PHENOMENALITY: *uncanny*
MYTHICITY: *poor*
FRYEAN MYTHOS: *adventure*
CAMPBELLIAN FUNCTION: *psychological*
Here's yet another cheap Taiwanese chopcocky bolstered by the insertion of a few HK name-stars, and with just a touch of uncanny phenomena thrown into the mix. The movie's only noteworthy for a starring role for Nancy Yen, who played a supporting role in Angela Mao's SCORCHING SUN, FIERCE WIND, WILD FIRE.
The flick's alternate title EMPEROR OF SHAOLIN KUNG FU may be closer to the Chinese-language title, though it's not really any more accurate than the one with all the animal-names. The film does start off with an unnamed emperor, though he must be a pretty punk emperor given that his fortress-city is taken over by a few dozen bandits led by one Li Tzu Chang (Wang Hsieh). The emperor's something of a punk too, since before the bandits even take the city, he thinks it's "honorable" to commit suicide, and to take all or most of his retinue with him. Only his daughter Chang Ping resists this plan, though her father tries to kill her, but only manages to slice off one of her arms. She escapes the takeover anyway, and from then on, Bandit Chang keeps on the lookout for the only member of the royal family who got away.
Ping shields herself for a time in a Buddhist monastery, which might be where the "Shaolin" part of the title comes in, since someone apparently teaches her martial arts and swordplay. Ping finally leaves the monastery and tries to rally a rebel force against the usurpers. However, though she's pretty good as a one-armed swordswoman, she sucks at finding good allies. Twice she makes alliances, and twice her efforts at rebellion fail. She is reasonably liberated for a feudal princess, for in order to get revenge, she's even willing to sleep with one of her commoner allies, though she doesn't end having to do so.
In the last third of the movie, Ping is so badly routed that she takes refuge in a small village, where she pretends to be a madwoman so that no one will suss out her identity. In this identity she meets Tu the Butcher (Carter Wong). Tu just happens to be desperately looking for a bride to satisfy the wishes of his dying mother, and he convinces himself to marry the comely crazy lady to that end. Not surprisingly, Ping likes Tu's filial devotion-- she didn't exactly have a great parent herself-- and also appreciates that he shares her antipathy for Bandit Chang. So the princess marries the commoner and implicitly enjoys a wedding-night so that she has some hope of bearing his child before he fights Chang.

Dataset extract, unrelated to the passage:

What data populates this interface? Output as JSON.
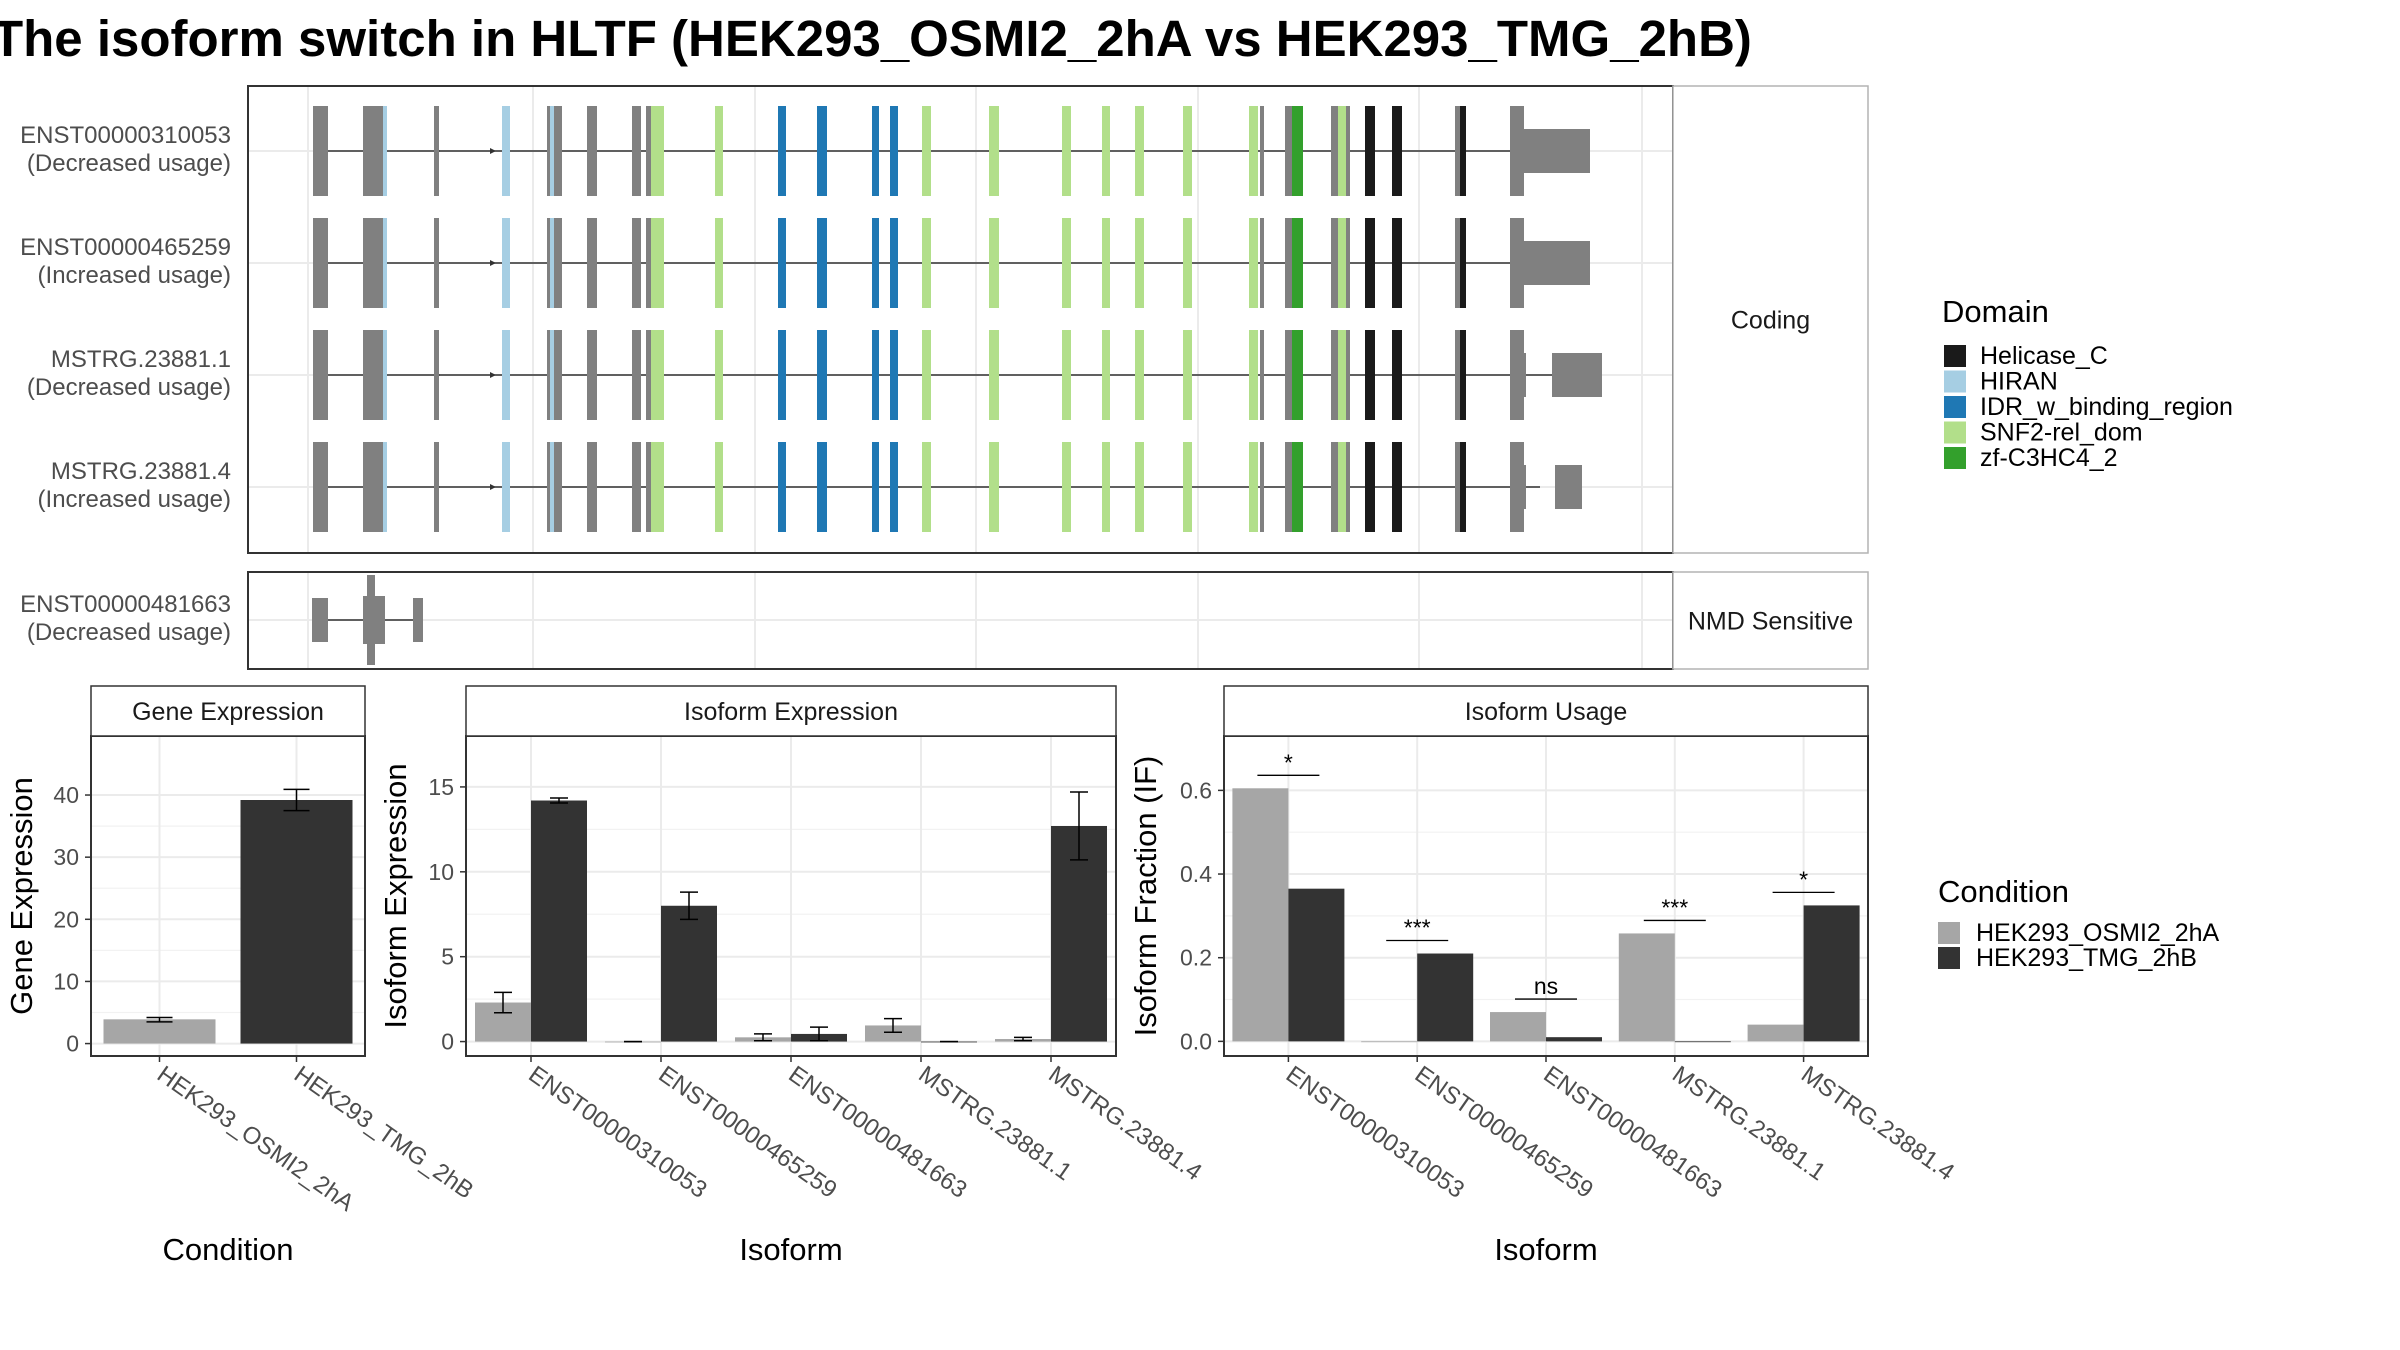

The final battle in which Tu and Ping team up against Chang is just so-so, and things aren't even much livelier when Chang unleashes his one uncanny weapon, mini-grenades that look like black marbles. (Compared to some of the weird weapons I've seen in HK films, marble-bombs are pretty meager fare.) Slightly more interesting is the tragic turn of Ping's marriage, for Tu dies and she apparently does not conceive by him, since she spends the rest of her days as a wandering nun teaching martial arts. Nancy Yen gets the best dramatic scenes, though her fight-stunts aren't even as good as the ones in her Angela Mao movie.